Chin on the sand view

Helpful diagram of the same view. Note the mini-sand-dune, the rosettes at the top of the sand, and the branching.

Exposed! Stem (brown, superficially resembling taproot) to front and right)

Growing tip hidden safely below exposed top.

Thing 2:  How does the wreath expand?  Those buried stems become increasingly crowded by branching in a Y-shaped pattern, the dead zone in the broad hole-in-the-donut probably a good water-catcher.  

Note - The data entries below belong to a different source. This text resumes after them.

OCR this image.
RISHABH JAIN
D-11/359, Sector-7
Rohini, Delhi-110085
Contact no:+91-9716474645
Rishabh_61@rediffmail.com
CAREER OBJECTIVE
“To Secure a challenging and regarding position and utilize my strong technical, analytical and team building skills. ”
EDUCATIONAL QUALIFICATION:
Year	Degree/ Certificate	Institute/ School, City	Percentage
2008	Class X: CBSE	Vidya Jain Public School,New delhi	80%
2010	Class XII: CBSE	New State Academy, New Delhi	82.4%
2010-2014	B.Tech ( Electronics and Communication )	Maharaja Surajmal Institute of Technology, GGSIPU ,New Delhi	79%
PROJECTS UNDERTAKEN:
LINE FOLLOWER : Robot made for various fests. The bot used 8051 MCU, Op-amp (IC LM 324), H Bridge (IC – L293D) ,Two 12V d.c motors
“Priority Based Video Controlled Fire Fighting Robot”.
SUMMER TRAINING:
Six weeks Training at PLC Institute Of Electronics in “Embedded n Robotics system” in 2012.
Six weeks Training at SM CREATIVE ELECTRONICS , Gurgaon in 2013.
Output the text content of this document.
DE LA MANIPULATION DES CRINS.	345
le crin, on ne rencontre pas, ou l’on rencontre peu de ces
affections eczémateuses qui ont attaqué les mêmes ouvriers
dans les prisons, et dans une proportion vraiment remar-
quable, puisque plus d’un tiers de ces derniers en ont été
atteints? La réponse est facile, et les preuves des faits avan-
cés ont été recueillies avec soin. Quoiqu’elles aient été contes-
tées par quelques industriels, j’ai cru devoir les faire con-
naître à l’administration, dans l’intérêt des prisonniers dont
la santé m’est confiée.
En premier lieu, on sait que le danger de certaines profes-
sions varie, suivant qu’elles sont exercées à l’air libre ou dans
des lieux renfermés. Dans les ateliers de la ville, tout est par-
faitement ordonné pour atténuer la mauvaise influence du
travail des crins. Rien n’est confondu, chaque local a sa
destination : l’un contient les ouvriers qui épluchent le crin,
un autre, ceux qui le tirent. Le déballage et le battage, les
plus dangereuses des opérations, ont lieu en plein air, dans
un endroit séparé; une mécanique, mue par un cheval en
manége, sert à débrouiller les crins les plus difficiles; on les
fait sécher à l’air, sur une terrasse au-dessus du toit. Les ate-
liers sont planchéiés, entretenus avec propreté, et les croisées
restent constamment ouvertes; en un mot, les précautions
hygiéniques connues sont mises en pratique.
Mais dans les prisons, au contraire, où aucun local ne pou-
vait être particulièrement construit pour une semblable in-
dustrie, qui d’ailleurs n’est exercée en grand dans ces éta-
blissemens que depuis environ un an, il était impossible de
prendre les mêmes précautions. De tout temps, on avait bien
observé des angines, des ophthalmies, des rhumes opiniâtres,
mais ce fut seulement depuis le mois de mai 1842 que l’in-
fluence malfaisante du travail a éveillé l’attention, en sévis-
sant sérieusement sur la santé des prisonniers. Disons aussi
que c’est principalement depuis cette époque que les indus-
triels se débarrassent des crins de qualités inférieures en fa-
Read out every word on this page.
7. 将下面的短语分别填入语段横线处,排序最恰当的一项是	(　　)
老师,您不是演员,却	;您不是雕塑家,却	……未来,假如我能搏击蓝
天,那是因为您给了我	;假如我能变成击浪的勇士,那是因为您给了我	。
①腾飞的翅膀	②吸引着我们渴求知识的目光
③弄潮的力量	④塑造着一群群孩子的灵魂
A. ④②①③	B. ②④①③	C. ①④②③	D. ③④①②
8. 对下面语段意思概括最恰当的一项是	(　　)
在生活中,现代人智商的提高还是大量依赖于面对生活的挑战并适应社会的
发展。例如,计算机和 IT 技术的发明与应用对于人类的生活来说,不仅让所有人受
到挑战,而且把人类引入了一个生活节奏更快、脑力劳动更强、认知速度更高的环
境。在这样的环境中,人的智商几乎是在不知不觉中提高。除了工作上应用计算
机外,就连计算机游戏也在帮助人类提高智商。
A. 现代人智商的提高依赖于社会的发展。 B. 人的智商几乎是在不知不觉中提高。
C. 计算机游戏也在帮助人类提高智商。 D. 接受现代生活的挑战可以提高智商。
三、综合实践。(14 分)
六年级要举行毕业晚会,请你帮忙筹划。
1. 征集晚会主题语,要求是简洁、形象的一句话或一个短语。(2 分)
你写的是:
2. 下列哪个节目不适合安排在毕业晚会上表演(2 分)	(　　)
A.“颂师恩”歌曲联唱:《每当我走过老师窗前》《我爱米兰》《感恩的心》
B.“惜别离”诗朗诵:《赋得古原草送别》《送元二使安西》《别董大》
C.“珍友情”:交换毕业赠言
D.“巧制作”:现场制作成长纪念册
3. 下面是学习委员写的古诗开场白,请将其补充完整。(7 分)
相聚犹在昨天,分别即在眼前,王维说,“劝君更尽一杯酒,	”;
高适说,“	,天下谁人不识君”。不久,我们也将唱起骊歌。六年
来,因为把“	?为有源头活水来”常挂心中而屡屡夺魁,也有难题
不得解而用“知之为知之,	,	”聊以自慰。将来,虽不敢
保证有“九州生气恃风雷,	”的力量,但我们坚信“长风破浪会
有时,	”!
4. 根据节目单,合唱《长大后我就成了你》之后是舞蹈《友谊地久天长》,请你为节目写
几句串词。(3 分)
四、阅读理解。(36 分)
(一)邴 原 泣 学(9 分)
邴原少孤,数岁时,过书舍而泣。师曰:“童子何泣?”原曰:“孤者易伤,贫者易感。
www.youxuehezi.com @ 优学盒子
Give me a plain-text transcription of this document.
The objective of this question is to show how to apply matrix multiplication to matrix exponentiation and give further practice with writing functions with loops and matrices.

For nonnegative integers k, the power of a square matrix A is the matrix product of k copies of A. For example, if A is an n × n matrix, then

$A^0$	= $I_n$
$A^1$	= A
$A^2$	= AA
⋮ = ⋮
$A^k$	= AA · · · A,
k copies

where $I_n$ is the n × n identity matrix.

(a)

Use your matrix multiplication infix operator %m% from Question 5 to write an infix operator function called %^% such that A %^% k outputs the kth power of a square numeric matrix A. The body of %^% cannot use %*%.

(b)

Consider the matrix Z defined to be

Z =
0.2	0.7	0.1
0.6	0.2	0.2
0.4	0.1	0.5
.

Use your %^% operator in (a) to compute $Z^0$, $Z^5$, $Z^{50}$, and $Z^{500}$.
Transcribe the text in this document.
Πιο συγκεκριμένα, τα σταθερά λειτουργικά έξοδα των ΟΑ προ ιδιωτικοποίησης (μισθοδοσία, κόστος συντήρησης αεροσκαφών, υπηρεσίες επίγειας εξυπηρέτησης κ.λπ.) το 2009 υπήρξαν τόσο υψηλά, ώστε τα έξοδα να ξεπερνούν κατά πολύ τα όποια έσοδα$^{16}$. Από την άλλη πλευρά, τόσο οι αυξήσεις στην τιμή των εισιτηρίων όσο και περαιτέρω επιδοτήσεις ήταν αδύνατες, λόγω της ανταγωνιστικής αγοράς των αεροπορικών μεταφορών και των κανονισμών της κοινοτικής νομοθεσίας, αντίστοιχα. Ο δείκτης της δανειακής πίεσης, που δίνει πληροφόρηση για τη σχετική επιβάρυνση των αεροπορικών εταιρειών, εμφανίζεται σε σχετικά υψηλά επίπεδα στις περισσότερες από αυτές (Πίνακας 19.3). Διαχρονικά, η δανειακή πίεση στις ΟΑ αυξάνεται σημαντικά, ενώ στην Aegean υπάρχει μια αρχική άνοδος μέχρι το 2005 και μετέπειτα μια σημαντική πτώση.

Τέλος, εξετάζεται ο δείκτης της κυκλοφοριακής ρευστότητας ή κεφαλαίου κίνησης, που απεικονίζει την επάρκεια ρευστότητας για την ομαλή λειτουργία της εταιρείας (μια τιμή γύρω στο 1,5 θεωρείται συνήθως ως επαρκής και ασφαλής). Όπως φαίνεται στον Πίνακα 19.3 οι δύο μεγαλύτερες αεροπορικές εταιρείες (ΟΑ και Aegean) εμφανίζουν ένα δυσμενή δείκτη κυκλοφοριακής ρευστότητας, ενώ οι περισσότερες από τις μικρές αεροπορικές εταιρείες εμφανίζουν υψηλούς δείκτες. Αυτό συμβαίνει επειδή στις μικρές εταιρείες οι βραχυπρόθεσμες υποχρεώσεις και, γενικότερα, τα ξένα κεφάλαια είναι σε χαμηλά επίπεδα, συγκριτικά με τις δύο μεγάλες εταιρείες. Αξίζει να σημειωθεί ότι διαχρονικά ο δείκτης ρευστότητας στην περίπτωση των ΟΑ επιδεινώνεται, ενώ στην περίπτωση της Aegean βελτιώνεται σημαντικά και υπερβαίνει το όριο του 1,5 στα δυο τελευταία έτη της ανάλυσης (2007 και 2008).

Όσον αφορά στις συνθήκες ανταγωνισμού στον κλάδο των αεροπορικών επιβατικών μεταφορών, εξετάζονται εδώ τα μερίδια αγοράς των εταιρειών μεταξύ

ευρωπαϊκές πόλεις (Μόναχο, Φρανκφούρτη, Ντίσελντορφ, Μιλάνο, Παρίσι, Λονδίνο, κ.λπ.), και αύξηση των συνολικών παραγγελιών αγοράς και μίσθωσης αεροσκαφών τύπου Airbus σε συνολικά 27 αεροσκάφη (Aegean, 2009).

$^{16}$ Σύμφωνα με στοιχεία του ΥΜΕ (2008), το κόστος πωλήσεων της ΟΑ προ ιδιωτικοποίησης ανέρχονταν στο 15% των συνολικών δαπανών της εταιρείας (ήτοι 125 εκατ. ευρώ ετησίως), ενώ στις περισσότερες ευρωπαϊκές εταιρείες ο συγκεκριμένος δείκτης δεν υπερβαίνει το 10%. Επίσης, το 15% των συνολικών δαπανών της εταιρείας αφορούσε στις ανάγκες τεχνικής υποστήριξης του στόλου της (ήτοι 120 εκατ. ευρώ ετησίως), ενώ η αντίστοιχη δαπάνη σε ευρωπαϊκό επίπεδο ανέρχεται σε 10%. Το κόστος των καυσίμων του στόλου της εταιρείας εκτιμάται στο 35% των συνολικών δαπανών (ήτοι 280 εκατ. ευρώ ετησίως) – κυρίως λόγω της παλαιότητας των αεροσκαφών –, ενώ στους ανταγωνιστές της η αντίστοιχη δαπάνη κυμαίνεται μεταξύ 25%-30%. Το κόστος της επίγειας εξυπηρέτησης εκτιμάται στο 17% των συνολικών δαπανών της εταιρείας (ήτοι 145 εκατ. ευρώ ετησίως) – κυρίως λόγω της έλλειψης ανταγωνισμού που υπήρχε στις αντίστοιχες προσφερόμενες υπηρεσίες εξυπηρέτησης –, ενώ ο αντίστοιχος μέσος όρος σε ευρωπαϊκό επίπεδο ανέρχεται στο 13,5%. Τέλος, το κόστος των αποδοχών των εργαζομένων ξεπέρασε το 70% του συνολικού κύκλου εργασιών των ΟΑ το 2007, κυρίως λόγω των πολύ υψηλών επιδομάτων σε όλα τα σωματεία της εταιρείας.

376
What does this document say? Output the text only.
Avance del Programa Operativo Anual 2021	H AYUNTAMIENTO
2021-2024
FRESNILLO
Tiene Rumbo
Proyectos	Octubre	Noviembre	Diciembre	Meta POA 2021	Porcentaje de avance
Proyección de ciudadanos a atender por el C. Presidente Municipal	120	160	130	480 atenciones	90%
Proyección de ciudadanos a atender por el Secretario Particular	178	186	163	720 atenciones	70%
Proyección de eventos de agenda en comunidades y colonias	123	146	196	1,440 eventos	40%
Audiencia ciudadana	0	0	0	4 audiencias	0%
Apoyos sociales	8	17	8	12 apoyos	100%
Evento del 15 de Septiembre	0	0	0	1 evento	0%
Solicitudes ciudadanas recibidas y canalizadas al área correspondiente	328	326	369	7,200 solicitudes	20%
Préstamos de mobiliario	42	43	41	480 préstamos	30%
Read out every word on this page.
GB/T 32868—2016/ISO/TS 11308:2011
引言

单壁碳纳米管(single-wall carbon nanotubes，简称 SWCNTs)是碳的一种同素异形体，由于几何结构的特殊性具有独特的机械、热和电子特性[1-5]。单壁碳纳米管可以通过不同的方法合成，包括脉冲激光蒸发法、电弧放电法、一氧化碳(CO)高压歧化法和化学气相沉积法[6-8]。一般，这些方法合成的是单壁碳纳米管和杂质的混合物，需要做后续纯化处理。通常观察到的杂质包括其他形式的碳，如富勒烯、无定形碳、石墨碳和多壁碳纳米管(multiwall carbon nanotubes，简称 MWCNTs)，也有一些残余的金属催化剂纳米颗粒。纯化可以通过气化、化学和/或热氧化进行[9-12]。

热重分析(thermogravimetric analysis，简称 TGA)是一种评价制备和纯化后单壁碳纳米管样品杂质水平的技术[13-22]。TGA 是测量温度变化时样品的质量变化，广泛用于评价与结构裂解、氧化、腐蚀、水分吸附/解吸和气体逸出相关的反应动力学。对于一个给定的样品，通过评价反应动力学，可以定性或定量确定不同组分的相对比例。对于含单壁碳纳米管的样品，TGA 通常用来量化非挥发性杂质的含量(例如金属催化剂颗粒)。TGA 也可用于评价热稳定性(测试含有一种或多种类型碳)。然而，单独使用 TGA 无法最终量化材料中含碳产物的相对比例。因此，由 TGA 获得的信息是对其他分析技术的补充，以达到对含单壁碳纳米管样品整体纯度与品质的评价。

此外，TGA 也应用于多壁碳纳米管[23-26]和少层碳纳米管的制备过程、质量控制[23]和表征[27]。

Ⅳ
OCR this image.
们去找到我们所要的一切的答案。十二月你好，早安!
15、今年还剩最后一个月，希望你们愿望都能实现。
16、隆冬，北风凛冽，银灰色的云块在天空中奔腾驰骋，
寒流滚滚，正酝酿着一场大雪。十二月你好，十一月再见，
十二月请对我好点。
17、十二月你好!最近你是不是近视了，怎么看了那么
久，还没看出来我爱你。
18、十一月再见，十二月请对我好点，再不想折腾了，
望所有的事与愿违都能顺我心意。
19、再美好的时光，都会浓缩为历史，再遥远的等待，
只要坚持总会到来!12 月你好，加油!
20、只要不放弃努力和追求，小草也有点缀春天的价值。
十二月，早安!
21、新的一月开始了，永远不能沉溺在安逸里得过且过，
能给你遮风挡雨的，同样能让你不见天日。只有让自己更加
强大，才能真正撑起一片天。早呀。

How many ways does the sand protect the sedge and its hidden growing tips?   Who knows?  Undoubtedly from sun, UV, wind, drying, abrasion, bugs, hungry hippos,  unfavorable surface soils, and in its typically hellishly hot haunts, from heat.  Just for fun I monitored hurricane-grass temperatures from yesterday afternoon  through the night and all day today.  Readings were recorded every minute for approx.1700 minutes in three positions:

Position 1. Nestled down among the hidden stems 1.5 inches below the rosettes.  (Green line)

Position 2.  Buried in the nearby soil 1.5 inches deep.   (Brown line)

Position 3.  On  the exposed soil surface.   (Orange line)

Tracking the heat for one afternoon, night, and following day. Orange = surface temperature. Green = temperature between stems 1.5 inch below rosette. Brown = buried in soil 1.5 inch.

The protection from the soil-surface temperature (orange line) was substantial, in the daytime sun cooler and more stable.   The temperatures among the stems (green line) were roughly equivalent to burial in the nearby soil (brown line), although actually a little cooler. Notice that at the highest temperature you see the biggest difference between the green and brown lines.    Betcha that gap broadens at even-higher temperatures.